All enrolled patients undergo basic examinations within 24 hours of admission, including physical and neurological examinations, laboratory tests, electrocardiograms, cerebral computed tomography (CT), CT angiography, and perfusion scanning. Participants are instructed to maintain their normal nocturnal sleep patterns, avoid daytime naps, and are exposed to natural and conventional fluorescent light during awake hours. Lights are turned off between 8 PM and 10 PM, depending on individual sleeping habits. Participants wear activity bracelet monitors and eye masks while sleeping. During overnight sampling, a dim flashlight is used to avoid light-induced suppression of melatonin secretion. Blood samples are collected at 6-hour intervals starting at a fixed time point after enrollment. Each sample is tested for melatonin and cortisol concentrations, as well as the expression levels of seven clock genes: CLOCK, BMAL1, PER1, PER2, PER3, CRY1, and CRY2. Heart rate, body temperature, and BP are recorded hourly over 24 hours. Sleep parameters, including total sleep time, number of awakenings, rapid eye movement sleep percentage, light sleep percentage, and deep sleep percentage, are obtained after participants wake up.
The study aims to recruit 15 subjects per group, with an anticipated dropout rate of 25%, resulting in approximately 11 subjects per group. Dropout reasons may include reduced sleep quality during the study or the observation of thalamic or posterior circulation lesions on magnetic resonance imaging at a later stage.
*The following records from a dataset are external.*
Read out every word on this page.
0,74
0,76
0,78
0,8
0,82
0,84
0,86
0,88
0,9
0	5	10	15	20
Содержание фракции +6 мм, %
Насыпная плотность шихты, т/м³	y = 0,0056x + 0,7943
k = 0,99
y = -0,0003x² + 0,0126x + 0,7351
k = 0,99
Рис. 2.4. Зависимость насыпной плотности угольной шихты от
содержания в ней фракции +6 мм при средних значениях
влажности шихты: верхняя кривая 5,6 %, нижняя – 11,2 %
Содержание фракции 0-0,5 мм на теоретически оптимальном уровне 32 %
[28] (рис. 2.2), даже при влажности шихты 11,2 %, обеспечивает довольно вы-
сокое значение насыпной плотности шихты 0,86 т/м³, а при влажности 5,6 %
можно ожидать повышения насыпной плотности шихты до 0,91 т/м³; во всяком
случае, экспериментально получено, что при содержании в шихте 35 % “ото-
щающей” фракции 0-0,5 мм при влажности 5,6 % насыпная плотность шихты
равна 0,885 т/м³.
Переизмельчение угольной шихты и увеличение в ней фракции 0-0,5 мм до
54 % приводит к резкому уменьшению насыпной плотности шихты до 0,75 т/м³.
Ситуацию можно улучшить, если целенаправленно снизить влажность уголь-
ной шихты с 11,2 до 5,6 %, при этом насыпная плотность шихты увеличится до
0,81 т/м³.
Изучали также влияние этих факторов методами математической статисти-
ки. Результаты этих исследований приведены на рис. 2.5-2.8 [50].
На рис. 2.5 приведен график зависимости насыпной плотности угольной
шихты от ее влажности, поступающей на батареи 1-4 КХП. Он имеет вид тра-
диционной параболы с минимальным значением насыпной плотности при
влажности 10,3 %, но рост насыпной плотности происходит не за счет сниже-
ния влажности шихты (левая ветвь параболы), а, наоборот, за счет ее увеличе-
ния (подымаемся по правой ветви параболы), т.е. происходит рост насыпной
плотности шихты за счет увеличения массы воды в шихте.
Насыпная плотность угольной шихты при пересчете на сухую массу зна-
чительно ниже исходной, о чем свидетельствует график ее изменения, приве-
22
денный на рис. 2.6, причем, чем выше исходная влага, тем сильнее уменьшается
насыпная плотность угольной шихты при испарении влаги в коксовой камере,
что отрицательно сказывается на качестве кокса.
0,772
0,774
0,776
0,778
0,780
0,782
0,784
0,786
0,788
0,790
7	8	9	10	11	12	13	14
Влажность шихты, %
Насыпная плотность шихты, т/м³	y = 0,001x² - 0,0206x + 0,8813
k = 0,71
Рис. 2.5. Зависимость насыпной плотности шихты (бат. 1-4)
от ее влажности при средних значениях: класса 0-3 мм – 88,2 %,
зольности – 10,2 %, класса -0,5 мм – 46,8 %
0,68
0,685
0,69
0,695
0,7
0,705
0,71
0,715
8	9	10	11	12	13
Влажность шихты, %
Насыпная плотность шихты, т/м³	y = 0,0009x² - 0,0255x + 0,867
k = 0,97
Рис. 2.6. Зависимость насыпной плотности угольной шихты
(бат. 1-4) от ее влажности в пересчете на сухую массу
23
The primary endpoints of the study are the circadian rhythmicity of plasma melatonin and cortisol concentrations, clock gene expression, heart rate, body temperature, and BP in the WUS group, and the differences in circadian rhythms among the three groups. Secondary endpoints include the potential impact of the biological clock on WUS occurrence.
Data analysis will compare study endpoints among the three groups using the MetaCycle R package, with multiple comparison testing corrected using the Fisher method. Continuous variables will be presented as mean ± standard deviation or median (interquartile range), depending on the normality of distribution. Analysis of variance (ANOVA) or Welch ANOVA will be used to compare variables among groups, and categorical variables will be compared using the Chi-square test. A P-value of 0.05 will be considered statistically significant.
This study is among the first to investigate circadian rhythms in the hyperacute phase of WUS. However, as a cross-sectional study, it can only evaluate associations, not causation. If positive results are found, they will suggest an association between circadian rhythm and WUS, providing novel insights for further exploration of WUS pathogenesis.
This study is supported by grants from the National Key Research & Development Program of China and the Social Development Project of Jiangsu. The authors declare no conflicts of interest.